China army soldiers appear on Hong Kong streets to clean up roadblocks as protests continue
Soldiers from the Chinese army were deployed in Hong Kong on Saturday, Nov. 16, 2019, a first in more than five months of civil unrest in the city.
They marched from their Kowloon garrison to help clear roadblocks.
It is unclear exactly how many of them were involved.
The soldiers were mostly in green t-shirts and black shorts, and carrying red buckets.
They ran out of the PLA’s Kowloon Tong barracks at about 4pm.
They headed for an area near Baptist University’s campus to clear obstacles on Renfrew Road.
Rare for PLA to get involved
The last time the People’s Liberation Army’s local garrison were engaged to carry out work in Hong Kong was in October 2018.
Then, more than 400 soldiers were sent in batches to Hong Kong’s country parks to help remove trees felled during Typhoon Mangkhut a month earlier in September.
No idea on whose orders PLA was acting upon
Exactly on whose orders the soldiers were deployed no one could tell.
A soldier said their action had nothing to do with the Hong Kong government.

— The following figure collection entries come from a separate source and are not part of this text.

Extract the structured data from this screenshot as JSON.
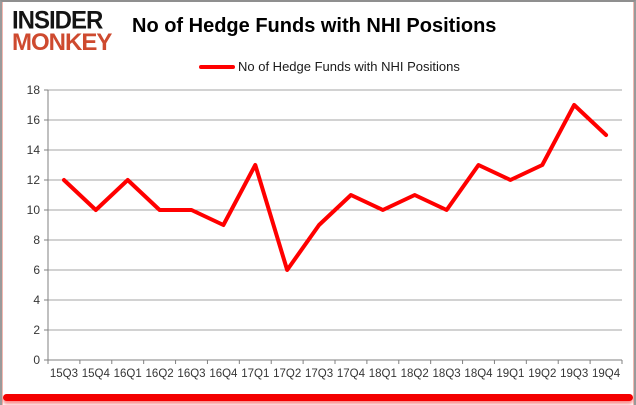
{
  "logo": {
    "line1": "INSIDER",
    "line2": "MONKEY"
  },
  "header": {
    "title": "No of Hedge Funds with NHI Positions"
  },
  "legend": {
    "label": "No of Hedge Funds with NHI Positions"
  },
  "chart_data": {
    "type": "line",
    "title": "No of Hedge Funds with NHI Positions",
    "categories": [
      "15Q3",
      "15Q4",
      "16Q1",
      "16Q2",
      "16Q3",
      "16Q4",
      "17Q1",
      "17Q2",
      "17Q3",
      "17Q4",
      "18Q1",
      "18Q2",
      "18Q3",
      "18Q4",
      "19Q1",
      "19Q2",
      "19Q3",
      "19Q4"
    ],
    "series": [
      {
        "name": "No of Hedge Funds with NHI Positions",
        "color": "#FF0000",
        "values": [
          12,
          10,
          12,
          10,
          10,
          9,
          13,
          6,
          9,
          11,
          10,
          11,
          10,
          13,
          12,
          13,
          17,
          15
        ]
      }
    ],
    "ylim": [
      0,
      18
    ],
    "ytick_step": 2,
    "grid": "horizontal",
    "legend_position": "top"
  },
  "colors": {
    "line": "#FF0000",
    "grid": "#A6A6A6",
    "axis": "#808080",
    "tick_label": "#363636",
    "logo_accent": "#CE4A2F",
    "frame_bottom": "#F40000"
  }
}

Quoting a phrase coined by President Xi Jinping, one of them said: “We initiated this! ‘Stopping violence and ending chaos’ is our responsibility.”
Firefighters and police officers also joined in.
About 20 people were clearing the roadblocks before the soldiers showed up.
The people brought trolleys to move bricks and other objects onto the pavement.
PLA can move freely but must inform Hong Kong government
It is understood that the PLA could freely decide on whether to send soldiers into Hong Kong outside military sites to carry out duties.
There are no records of how many times these incidents have happened.
Under the city’s Garrison Law, and the Basic Law, the city’s mini-constitution, the PLA must not interfere in local affairs.
But troops can help with disaster relief or maintain public order, if requested by the local government.
But such a request has never been made in the last 22 years, since the city returned to Chinese rule.
The Garrison Law also states the Hong Kong government should be notified.
The move by the PLA was not ordered by the chairman of the Central Military Commission.
PLA in Hong Kong can cause potential problems
The presence of Chinese soldiers in Hong Kong could present a new set of problems and ignite old ones.
The worry is that clashes can occur and this can lead to justification for bringing in more troops and weaponry to deal with the situation.
Conversely, the soldiers could also be seen as trying to make an impression on the public and allow people to get used to them carrying out activities outside the barracks.
The deployment of PLA troops is almost clockwork-like.
In August, Beijing moved thousands of troops across the border into Hong Kong.
The operation was described by state news agency Xinhua at the time as a routine “rotation”.
Up to 12,000 troops are now believed to be based across Hong Kong.
This is twice the usual garrison number.
In October, Chinese soldiers issued a warning to Hong Kong protesters who shone lasers at their barracks in the city.
It was the first direct interaction between mainland military forces and protesters.